Mushrooms are extremely controversial organisms: considered in the past as part of the plant kingdom and by some scholars even of the animal kingdom, they actually represent a group of its own; unlike plants, mushrooms are heterotrophs, i.e. they are not able to produce the substances they need independently, but they depend on other organisms for nutrition.

Because of this and other characteristics mainly linked to the reproductive system through spores and to the peculiarities of its tissues, they have been classified as a separate kingdom.

Mushrooms occupy a specific place in biological cycles; they corrode the organic plant and animal material, thus contributing to the decomposition of organic residues not directly usable by plants. Many mushrooms also establish specific symbiotic relationships with tree species, providing them with minerals that are essential for their metabolism.

Armillaria mellea / © Raffaele Capano

In the park there are more than 200 species of epigean fungi, some of which are very rare and interesting.

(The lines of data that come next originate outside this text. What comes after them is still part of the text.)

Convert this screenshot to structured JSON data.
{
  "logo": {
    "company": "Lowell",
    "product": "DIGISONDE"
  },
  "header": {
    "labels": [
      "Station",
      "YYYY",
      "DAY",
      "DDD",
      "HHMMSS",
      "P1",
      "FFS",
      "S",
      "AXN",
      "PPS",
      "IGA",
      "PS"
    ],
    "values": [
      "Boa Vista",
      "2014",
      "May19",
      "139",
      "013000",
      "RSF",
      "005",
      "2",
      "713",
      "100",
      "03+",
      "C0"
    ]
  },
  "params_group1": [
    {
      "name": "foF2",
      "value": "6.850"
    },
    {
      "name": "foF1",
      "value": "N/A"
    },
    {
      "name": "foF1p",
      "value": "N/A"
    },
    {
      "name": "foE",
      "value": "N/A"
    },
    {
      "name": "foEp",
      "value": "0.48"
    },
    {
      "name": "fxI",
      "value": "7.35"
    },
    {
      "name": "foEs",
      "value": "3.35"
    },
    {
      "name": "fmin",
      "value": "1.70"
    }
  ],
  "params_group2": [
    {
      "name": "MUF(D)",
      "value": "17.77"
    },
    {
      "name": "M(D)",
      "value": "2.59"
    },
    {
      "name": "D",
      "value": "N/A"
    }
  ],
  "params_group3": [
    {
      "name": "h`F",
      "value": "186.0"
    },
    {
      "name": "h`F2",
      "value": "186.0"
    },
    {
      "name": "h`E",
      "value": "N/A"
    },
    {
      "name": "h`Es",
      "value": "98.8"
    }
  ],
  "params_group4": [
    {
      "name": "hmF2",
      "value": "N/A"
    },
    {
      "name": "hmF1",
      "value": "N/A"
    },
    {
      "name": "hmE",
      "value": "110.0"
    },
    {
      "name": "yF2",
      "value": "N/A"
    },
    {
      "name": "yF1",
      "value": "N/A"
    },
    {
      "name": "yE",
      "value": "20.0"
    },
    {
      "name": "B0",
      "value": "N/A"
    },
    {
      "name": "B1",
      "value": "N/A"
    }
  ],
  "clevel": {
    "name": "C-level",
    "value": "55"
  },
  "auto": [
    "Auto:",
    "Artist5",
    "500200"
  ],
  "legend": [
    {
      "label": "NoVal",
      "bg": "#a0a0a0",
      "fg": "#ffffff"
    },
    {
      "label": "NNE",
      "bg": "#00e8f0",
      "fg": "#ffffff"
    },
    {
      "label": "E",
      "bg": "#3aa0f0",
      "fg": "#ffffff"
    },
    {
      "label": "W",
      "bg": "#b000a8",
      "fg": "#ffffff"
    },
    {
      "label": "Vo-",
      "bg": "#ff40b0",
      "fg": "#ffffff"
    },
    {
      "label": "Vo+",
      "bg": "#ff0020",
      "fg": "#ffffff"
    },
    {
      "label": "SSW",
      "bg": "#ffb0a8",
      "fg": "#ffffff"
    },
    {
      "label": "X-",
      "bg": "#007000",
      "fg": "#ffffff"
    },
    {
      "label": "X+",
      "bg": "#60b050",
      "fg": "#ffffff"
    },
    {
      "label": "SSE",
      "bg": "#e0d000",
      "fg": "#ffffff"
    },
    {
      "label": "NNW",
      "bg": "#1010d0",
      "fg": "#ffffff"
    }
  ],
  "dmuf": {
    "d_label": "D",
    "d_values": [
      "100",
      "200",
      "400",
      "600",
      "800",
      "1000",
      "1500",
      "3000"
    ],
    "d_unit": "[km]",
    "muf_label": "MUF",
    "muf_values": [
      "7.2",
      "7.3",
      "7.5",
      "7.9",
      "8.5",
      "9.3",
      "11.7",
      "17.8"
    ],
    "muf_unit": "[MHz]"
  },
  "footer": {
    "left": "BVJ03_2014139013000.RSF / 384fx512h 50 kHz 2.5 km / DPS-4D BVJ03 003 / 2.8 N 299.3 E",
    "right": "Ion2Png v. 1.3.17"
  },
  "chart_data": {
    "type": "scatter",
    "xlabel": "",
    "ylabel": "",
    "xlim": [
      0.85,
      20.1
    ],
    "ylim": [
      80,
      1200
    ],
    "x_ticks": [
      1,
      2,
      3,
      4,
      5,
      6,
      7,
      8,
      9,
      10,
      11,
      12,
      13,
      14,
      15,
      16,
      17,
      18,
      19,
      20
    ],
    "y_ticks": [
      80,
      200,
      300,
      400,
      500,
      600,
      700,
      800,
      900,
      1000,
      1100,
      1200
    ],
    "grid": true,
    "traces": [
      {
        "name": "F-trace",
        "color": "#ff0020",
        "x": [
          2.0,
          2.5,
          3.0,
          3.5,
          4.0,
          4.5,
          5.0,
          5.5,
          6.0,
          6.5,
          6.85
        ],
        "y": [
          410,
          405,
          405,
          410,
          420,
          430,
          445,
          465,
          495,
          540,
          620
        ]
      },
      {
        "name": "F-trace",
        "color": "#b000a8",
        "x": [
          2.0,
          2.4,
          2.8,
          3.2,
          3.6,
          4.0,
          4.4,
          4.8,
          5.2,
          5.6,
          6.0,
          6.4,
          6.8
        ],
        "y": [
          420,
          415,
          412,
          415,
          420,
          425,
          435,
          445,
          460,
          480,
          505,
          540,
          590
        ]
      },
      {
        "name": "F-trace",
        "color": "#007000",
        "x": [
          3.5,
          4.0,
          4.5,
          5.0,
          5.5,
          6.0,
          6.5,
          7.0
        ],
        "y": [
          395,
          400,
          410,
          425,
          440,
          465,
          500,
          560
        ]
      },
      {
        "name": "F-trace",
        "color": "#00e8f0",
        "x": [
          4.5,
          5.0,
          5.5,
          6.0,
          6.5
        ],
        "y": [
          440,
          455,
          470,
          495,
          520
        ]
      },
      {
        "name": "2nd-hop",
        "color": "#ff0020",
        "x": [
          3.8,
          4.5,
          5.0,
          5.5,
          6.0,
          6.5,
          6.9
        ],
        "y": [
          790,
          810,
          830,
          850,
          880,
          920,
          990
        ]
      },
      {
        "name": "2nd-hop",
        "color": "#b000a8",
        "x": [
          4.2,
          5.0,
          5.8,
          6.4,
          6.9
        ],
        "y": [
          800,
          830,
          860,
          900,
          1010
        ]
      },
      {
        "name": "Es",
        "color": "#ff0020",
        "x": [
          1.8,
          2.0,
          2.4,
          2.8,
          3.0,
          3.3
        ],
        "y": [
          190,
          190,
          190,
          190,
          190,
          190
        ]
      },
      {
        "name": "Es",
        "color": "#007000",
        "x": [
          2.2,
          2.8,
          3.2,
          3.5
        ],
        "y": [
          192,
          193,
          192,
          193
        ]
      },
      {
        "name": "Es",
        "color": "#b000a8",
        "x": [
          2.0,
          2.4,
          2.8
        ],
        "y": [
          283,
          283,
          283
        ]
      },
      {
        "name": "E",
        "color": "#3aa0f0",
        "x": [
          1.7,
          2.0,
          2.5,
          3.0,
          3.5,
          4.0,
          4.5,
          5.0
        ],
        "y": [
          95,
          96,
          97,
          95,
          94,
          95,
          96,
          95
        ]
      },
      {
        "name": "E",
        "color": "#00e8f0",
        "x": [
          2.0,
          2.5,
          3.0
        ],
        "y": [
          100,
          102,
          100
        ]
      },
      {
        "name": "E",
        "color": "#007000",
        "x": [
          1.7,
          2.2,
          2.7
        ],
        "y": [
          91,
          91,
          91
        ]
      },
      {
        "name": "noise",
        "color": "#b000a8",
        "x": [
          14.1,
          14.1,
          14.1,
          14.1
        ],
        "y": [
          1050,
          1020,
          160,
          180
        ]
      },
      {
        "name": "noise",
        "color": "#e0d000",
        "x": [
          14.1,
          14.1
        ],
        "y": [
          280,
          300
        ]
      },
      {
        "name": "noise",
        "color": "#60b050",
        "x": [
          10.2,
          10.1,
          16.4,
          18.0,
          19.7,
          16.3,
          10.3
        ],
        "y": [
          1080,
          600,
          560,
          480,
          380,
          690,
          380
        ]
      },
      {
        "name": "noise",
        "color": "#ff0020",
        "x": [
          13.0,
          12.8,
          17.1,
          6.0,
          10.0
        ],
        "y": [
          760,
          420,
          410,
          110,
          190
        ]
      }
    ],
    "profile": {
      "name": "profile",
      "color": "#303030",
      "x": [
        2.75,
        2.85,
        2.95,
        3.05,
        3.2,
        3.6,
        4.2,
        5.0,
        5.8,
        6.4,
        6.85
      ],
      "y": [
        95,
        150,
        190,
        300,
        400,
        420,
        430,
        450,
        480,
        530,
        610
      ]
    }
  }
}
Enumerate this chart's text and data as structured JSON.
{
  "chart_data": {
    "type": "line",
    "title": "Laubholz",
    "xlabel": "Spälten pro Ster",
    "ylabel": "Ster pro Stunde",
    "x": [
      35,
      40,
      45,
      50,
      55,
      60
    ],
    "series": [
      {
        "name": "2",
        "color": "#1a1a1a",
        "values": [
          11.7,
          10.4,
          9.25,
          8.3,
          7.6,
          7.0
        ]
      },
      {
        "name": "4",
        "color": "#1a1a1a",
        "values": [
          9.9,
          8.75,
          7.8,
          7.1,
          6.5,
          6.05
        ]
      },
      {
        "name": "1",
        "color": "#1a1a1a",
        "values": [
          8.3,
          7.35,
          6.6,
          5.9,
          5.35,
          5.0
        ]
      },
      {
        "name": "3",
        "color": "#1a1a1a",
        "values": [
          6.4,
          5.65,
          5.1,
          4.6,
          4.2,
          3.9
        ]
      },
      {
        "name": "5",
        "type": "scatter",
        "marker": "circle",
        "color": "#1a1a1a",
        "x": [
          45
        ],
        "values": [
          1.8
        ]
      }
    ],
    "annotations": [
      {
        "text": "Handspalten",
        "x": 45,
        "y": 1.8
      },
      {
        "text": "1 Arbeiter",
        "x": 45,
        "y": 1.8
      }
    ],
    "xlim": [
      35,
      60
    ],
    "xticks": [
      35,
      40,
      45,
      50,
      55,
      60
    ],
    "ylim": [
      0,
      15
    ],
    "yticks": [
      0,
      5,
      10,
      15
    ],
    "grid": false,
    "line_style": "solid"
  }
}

This great diversity in such a small territory and above all poor in water is also due to the fertility of Vesuvius lava soils, which favour a singular and abundant growth of mushrooms.

Within the area of ​​the Vesuvius National Park, the collection of mushrooms is forbidden and subject to authorization for residents of the Municipalities of the park territory, who must however comply with the provisions contained in the specific regulations for the collection of edible epigean mushrooms in the territory of the Vesuvius National Park.